Does anyone have any ideas on what I can do here? My network continues to deteriorate…the missed commands are getting worse and worse. Instead of just one light not turning off when I issue a group command, now half of them are sometimes ignored. Then I have to go through and turn them all on/off one at a time.

I’ve added qos=2 to a lot of my affected light devices, but it doesn’t seem to be having any effect. I do see the MQTT commands when I watch the topics with MQTT Lens, so it seems that HA is sending all the commands.

Do an image back up of your system.

Deleted all the HASS auto generated files including the HASS database. Restart HASS twice.

I’m not sure how the smartthing hub works but you may need to run a detection again.

If it doesn’t work, revert the system from the image.

I am still struggling with this. What I’ve observed from looking at the various logs:

  1. The MQTT commands are getting sent from HA. That is never an issue. I can see them consistently in MQTT Lens.
  2. I see all the commands I expect to see in the “MQTT” section of the logs on SmartThings.
  3. I do not see all the commands I expect to see in the “MQTT Bridge” section of SmartThings.
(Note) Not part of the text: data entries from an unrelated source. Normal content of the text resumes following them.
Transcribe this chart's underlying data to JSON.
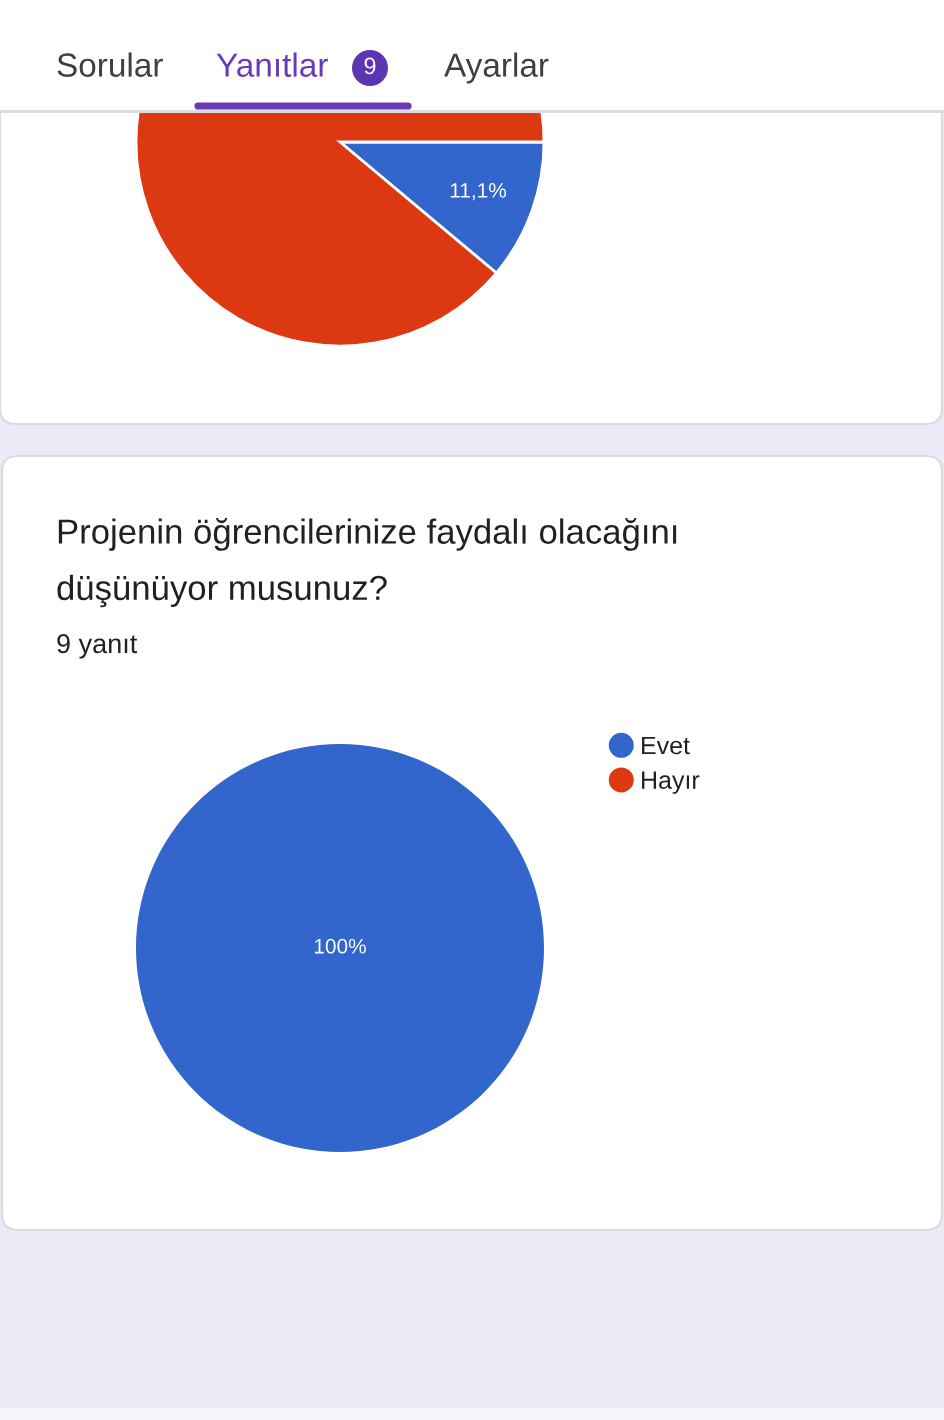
{
  "chart_data": [
    {
      "type": "pie",
      "categories": [
        null,
        null
      ],
      "values": [
        11.1,
        88.9
      ],
      "colors": [
        "#3366cc",
        "#dc3912"
      ],
      "value_labels": [
        "11,1%",
        null
      ],
      "annotations": [
        "Sorular",
        "Yanıtlar",
        "9",
        "Ayarlar"
      ]
    },
    {
      "type": "pie",
      "title": "Projenin öğrencilerinize faydalı olacağını düşünüyor musunuz?",
      "subtitle": "9 yanıt",
      "categories": [
        "Evet",
        "Hayır"
      ],
      "values": [
        100,
        0
      ],
      "colors": [
        "#3366cc",
        "#dc3912"
      ],
      "value_labels": [
        "100%",
        null
      ],
      "legend": "top right"
    }
  ]
}
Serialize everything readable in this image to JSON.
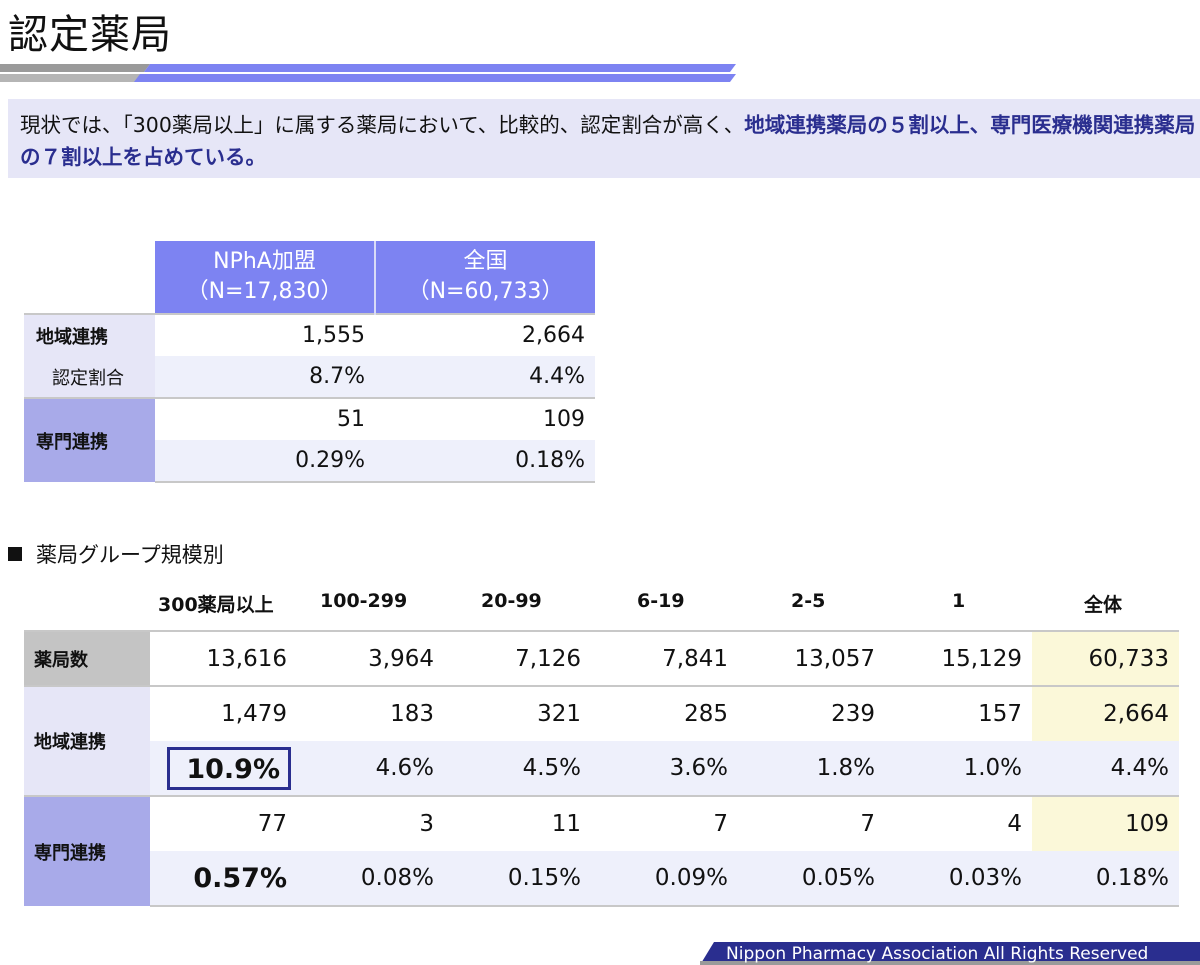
{
  "page": {
    "title": "認定薬局",
    "summary_plain": "現状では、「300薬局以上」に属する薬局において、比較的、認定割合が高く、",
    "summary_highlight": "地域連携薬局の５割以上、専門医療機関連携薬局の７割以上を占めている。",
    "footer": "Nippon Pharmacy Association All Rights Reserved"
  },
  "colors": {
    "accent": "#7d83f2",
    "highlight_text": "#2a2e8f",
    "summary_bg": "#e6e6f7",
    "total_bg": "#fbf8d9"
  },
  "table1": {
    "headers": [
      {
        "line1": "NPhA加盟",
        "line2": "（N=17,830）"
      },
      {
        "line1": "全国",
        "line2": "（N=60,733）"
      }
    ],
    "rows": [
      {
        "label": "地域連携",
        "values": [
          "1,555",
          "2,664"
        ]
      },
      {
        "label": "認定割合",
        "values": [
          "8.7%",
          "4.4%"
        ]
      },
      {
        "label": "専門連携",
        "values": [
          "51",
          "109"
        ]
      },
      {
        "label": "",
        "values": [
          "0.29%",
          "0.18%"
        ]
      }
    ]
  },
  "section_label": "薬局グループ規模別",
  "table2": {
    "columns": [
      "300薬局以上",
      "100-299",
      "20-99",
      "6-19",
      "2-5",
      "1",
      "全体"
    ],
    "rows": [
      {
        "label": "薬局数",
        "values": [
          "13,616",
          "3,964",
          "7,126",
          "7,841",
          "13,057",
          "15,129",
          "60,733"
        ]
      },
      {
        "label": "地域連携",
        "values": [
          "1,479",
          "183",
          "321",
          "285",
          "239",
          "157",
          "2,664"
        ]
      },
      {
        "label": "",
        "values": [
          "10.9%",
          "4.6%",
          "4.5%",
          "3.6%",
          "1.8%",
          "1.0%",
          "4.4%"
        ]
      },
      {
        "label": "専門連携",
        "values": [
          "77",
          "3",
          "11",
          "7",
          "7",
          "4",
          "109"
        ]
      },
      {
        "label": "",
        "values": [
          "0.57%",
          "0.08%",
          "0.15%",
          "0.09%",
          "0.05%",
          "0.03%",
          "0.18%"
        ]
      }
    ]
  }
}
To expand on items #2 and #3, here are some screenshots. Pay attention to the “Kitchen Island Pendants”, for example…that’s one that I always have trouble with. Prior to capturing these screenshots, I ran a script that sent commands to turn off 8 or so lights…only a few of them actually turned off.

Here, you can see the MQTT app reporting that it received a device event from the bridge (these all correspond to the commands sent from my HA script):

However, in the logs for the bridge around the same time (12:53:59), you don’t see the “Kitchen Island Pendants”:

In fact, you only see the Bookshelf Lights and Family Room Lamp, which are the only devices that actually turned off, of the 8 or so I commanded to turn off. None of the others from that first screenshot turned off.

Coincidence? I think not. However, I don’t know what it means. How could the MQTT app be reporting that it is receiving a command from the bridge when the command doesn’t appear in the bridge’s logs?

Additionally, you can see that if I send a command from HA for only that device, it shows as expected in the logs (and the light actually turns off):

Any ideas?

Paging @stjohn …could you please help?